54. The Court accordingly finds that there has been a violation of Article 2 of the Convention also in its procedural limb
64. As to whether the treatment of Mr Khojoyan amounted to torture, as also alleged by the applicants, the Court must have regard to the distinction embodied in Article 3 of the Convention between this notion and that of inhuman or degrading treatment. Thus, it must ascertain whether a special stigma to deliberate inhuman treatment causing very serious and cruel suffering can be attached to the conduct of authorities (see, among other authorities, Ilaşcu and Others v. Moldova and Russia [GC], no. 48787/99, § 426, ECHR 2004‑VII). The “severity” of treatment is, like the “minimum severity” required for the application of Article 3, relative; it depends on all the circumstances of the case, such as the duration of the treatment, its physical or mental effects and, in some cases, the sex, age and state of health of the victim (see, among other authorities, Selmouni v. France [GC], no. 25803/94, § 100, ECHR 1999‑V). Keeping in mind these criteria, and taking into account the facts that have led the Court to conclude that Article 2 was violated (see, in particular, paragraphs 43-49 above), the Court finds that the ill-treatment to which Mr Khojoyan, at the time a 77 year-old man, was subjected during his captivity from 28 January to 4 March 2014, amounted to torture.

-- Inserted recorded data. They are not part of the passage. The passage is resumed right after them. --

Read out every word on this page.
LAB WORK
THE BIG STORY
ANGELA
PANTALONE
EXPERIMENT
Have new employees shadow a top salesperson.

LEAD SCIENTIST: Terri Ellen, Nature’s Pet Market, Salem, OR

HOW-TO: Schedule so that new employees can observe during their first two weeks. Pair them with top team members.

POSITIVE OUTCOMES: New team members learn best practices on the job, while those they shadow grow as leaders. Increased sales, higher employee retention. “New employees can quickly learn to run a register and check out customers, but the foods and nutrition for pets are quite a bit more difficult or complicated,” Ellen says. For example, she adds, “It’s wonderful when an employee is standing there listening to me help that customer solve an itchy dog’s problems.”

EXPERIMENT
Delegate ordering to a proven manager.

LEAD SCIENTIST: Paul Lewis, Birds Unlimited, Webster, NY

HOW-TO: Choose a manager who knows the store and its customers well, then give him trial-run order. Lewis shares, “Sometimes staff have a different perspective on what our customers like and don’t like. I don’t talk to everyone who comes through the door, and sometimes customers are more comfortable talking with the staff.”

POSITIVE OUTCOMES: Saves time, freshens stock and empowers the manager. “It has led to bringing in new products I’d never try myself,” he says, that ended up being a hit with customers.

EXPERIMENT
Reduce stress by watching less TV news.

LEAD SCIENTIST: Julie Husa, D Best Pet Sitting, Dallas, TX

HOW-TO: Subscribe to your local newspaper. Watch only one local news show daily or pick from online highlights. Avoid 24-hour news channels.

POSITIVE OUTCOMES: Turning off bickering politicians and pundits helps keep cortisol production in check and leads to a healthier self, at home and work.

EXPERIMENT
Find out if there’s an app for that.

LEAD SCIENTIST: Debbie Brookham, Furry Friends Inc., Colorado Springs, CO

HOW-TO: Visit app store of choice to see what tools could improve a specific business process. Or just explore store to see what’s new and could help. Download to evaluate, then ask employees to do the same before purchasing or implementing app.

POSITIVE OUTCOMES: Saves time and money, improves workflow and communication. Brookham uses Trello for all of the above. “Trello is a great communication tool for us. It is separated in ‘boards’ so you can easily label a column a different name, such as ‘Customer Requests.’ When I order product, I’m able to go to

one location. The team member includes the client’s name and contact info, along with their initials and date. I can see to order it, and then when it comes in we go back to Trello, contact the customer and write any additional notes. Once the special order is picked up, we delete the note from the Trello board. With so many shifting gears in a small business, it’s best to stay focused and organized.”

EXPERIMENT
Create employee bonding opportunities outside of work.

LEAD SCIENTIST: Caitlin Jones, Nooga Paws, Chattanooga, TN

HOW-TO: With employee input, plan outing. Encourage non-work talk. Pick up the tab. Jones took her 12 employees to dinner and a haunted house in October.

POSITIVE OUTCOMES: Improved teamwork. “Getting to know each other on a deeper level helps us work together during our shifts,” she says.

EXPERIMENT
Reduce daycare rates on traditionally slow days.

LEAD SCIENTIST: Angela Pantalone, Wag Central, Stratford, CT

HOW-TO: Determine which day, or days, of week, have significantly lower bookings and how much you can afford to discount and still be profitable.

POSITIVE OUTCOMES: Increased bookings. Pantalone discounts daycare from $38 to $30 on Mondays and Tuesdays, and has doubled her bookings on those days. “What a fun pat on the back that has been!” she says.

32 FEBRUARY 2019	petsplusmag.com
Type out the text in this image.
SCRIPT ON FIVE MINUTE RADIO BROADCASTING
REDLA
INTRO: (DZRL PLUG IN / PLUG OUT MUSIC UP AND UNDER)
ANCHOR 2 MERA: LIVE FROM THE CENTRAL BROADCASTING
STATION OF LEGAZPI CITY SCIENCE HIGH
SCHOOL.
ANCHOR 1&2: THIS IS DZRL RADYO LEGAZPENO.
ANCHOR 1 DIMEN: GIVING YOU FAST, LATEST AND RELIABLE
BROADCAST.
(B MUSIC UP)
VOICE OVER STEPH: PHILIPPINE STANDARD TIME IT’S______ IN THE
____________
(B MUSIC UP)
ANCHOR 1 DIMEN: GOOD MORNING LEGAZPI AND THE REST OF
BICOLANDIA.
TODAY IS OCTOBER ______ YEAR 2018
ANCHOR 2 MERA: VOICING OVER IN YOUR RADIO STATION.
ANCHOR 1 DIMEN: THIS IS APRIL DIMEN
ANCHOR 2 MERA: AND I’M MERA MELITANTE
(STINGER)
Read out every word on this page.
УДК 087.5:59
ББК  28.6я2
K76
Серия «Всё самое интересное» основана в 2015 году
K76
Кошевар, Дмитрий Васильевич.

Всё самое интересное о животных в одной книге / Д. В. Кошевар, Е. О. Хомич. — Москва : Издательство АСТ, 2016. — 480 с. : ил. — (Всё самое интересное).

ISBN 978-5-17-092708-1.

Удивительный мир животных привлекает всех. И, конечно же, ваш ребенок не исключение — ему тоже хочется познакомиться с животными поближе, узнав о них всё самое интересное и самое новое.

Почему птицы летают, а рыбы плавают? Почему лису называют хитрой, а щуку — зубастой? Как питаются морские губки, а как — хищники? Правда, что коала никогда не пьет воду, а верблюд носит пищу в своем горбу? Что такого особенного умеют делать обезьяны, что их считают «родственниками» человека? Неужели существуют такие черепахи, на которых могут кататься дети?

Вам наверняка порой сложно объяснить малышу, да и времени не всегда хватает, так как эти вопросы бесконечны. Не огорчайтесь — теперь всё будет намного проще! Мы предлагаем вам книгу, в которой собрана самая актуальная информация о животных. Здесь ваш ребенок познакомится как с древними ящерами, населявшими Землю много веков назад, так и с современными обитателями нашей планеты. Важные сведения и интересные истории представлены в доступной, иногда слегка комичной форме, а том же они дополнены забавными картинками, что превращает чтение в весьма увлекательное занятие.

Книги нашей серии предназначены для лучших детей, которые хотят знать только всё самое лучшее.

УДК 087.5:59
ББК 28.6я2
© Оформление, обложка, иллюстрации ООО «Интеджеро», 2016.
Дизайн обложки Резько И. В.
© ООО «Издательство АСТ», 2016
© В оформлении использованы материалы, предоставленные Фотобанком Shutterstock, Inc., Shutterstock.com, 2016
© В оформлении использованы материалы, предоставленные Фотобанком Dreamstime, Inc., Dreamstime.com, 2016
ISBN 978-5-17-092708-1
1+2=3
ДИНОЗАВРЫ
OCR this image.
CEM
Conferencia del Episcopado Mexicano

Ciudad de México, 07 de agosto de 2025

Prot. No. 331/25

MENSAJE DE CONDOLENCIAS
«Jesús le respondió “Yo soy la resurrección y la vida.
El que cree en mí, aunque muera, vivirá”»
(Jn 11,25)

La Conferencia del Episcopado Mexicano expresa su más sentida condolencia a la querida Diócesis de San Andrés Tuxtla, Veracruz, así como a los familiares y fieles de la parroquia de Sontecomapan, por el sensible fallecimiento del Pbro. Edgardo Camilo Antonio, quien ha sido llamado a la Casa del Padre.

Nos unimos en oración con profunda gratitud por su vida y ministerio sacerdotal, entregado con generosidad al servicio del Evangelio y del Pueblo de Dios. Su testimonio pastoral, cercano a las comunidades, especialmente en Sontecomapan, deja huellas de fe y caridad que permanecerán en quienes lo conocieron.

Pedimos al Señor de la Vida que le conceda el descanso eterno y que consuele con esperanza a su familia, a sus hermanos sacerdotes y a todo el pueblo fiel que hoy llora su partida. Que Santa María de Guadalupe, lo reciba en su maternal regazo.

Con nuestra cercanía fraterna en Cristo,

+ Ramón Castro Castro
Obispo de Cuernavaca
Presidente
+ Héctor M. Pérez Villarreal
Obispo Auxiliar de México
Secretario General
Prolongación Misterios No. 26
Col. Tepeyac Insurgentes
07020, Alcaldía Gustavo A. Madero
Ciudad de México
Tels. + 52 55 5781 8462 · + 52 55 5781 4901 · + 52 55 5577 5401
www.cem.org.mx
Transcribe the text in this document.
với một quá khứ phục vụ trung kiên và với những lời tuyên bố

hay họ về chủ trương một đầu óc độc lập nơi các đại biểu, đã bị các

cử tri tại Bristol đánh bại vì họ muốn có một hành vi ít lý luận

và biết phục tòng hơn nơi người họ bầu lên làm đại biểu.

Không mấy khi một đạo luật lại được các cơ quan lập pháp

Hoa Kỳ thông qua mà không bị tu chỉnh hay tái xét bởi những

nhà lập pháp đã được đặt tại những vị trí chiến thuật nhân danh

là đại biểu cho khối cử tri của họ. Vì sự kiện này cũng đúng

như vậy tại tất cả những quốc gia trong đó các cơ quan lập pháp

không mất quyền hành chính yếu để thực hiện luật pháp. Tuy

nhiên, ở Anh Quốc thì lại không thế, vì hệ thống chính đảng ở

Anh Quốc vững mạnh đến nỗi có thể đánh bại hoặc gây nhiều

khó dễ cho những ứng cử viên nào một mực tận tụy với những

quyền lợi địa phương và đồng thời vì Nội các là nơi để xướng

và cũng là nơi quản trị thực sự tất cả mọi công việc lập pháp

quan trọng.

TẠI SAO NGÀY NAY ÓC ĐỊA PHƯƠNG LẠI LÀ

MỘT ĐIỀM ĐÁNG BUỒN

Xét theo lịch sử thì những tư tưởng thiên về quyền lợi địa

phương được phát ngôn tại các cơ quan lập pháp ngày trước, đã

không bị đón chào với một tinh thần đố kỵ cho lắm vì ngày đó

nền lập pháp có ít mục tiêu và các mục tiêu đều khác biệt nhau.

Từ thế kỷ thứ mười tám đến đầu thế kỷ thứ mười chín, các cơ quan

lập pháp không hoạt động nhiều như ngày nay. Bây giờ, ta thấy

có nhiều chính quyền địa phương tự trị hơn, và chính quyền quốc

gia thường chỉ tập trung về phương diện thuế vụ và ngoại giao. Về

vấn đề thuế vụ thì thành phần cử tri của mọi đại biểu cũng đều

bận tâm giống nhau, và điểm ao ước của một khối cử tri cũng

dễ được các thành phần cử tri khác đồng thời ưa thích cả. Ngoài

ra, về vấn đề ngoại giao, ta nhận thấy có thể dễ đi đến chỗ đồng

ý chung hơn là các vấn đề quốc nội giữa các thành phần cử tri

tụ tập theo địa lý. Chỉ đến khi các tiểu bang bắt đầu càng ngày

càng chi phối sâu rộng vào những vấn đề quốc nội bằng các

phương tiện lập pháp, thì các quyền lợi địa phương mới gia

83. In applying those principles to the facts of this case, the Court notes that the respondent Government have not put forward any materials or concrete information to show that Mr Khojoyan was to be regarded as a prisoner of war. It is also for that reason that the Court above has dismissed the respondent Government’s argument that the Convention as a whole is inapplicable (see paragraphs 22 and 25). No other arguments have been advanced to the effect that Article 5 of the Convention does not apply to the case in respect of Mr Khojoyan, and the respondent Government have not argued that his detention was in conformity with any of the sub-paragraphs in Article 5 § 1 or that Mr Khojoyan was afforded any of the procedural guarantees in the following paragraphs. Nor have they adduced any decision ordering Mr Khojoyan’s detention that could have been appealed against. In the circumstances of the instant case, the foregoing observations suffice for the Court to conclude that there has been a violation of that provision, too.